Netflix UK film review: Dick Johnson Is Dead
Review Overview
Life
8Death
8Stunts
8David Farnor | On 10, Jan 2021
Director: Kirsten Johnson
Cast: Michael Hilow, Ana Hoffman, Dick Johnson, Kirsten Johnson
Certificate: 12
Watch Dick Johnson Is Dead online in the UK: Netflix UK
How many times have you said “I could kill you” at a loved one in anger? Now imagine if you actually meant it – and did it repeatedly?
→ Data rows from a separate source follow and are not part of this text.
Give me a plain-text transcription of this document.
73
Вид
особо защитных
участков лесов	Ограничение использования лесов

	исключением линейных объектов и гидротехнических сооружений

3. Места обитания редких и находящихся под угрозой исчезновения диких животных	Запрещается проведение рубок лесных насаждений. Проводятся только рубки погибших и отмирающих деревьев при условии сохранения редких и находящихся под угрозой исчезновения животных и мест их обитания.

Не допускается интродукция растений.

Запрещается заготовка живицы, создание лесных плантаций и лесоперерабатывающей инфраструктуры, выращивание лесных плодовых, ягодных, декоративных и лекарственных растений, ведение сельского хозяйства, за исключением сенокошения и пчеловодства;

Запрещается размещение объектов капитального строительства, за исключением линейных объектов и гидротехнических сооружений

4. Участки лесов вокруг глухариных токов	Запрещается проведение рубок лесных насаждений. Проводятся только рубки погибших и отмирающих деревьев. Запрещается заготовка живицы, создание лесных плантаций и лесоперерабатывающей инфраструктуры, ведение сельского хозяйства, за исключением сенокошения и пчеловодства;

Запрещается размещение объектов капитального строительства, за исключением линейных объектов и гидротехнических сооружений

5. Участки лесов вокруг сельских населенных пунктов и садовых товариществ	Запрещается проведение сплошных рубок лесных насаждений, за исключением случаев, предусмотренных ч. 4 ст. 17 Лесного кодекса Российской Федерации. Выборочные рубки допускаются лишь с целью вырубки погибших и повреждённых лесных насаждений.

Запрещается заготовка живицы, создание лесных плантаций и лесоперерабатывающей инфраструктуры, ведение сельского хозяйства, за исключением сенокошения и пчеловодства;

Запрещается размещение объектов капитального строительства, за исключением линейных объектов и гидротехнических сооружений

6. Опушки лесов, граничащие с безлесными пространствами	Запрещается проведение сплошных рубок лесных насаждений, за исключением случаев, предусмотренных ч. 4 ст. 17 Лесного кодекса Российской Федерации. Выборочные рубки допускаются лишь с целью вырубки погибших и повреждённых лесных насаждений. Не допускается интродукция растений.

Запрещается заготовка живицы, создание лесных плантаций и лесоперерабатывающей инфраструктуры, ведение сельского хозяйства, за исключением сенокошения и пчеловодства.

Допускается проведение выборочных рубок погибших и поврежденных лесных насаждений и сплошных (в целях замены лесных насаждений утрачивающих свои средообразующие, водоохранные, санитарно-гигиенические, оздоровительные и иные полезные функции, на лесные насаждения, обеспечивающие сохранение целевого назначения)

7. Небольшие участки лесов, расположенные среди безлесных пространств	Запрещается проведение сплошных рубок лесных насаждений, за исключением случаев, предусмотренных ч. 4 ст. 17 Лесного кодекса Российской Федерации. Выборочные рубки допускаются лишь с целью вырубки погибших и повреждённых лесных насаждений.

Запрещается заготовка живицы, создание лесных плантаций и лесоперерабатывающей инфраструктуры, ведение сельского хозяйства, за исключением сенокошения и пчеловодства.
That’s the apparently bizarre starting point for Dick Johnson Is Dead, a documentary about a director bumping off her dad over and over again. The deaths aren’t real, of course, but that morbid cycle of on-screen demise is no less shocking or gob-smacking – or, most surprising of all, entertaining.
The filmmaker at the helm is Kirsten Johnson, who was behind 2016’s inventive Cameraperson, and this even more personal piece is as innovative and ambitious as documentary cinema gets. Her motivation begins with her father, Richard, a retired clinical psychiatrist, suffering from dementia. Having lost her mother a decade ago, she sets about confronting his diagnosis the only way she can think of: through her work. And so she recruits him to star in his own death scene – or, more accurately, a compilation of death scenes, which see him shuffle off this mortal coil on camera time and time again.
What ensues is an increasingly absurd and often hilarious string of contrived scenarios, like watching a happy version of the Final Destination franchise. And Johnson, to his credit, smilingly plays along, happily pretending to fall down some stairs or get hit on the head by an air conditioning unit – and then gets told by Kirsten where to place his hands to make it look most convincing. With some stunt doubles and a whole team of practical effects gurus, the result is gloriously obscene, particularly when he pretends to be struck in the neck by a passer-by’s large parcel and then collapses in a sea of red on a nearby post box.
Throughout, Dick Johnson is a delight, gamely doing what he can to help his daughter come to terms with what’s happening to him – and while you might question just how much he expected to be involved in that arrangement, Kirsten is right there questioning the ethics of it all with us, and you never for one second doubt the affection with which he humbly follows her instructions. That even, in one sequence, extends to him climbing into a coffin in the church where his funeral will one day take place.
“Just the idea that I might ever lose this man is too much to bear,” she confesses at one moment, and that heart-wrenching truth lies beneath the playful surface. At its heart, this is a study of fear and dread as well as love, pride and partnership, and their teamwork and communication bring a moving honesty to the whole affair that breaks through any taboo or awkward barriers. Death’s sting is still there, but it’s blunted by warmth and humour, and, by preserving Dick through the timeless prism of cinema, turned into something oddly beautiful, unexpectedly profound and strangely life-affirming.
Dick Johnson Is Dead is available on Netflix UK, as part of an £9.99 monthly subscription.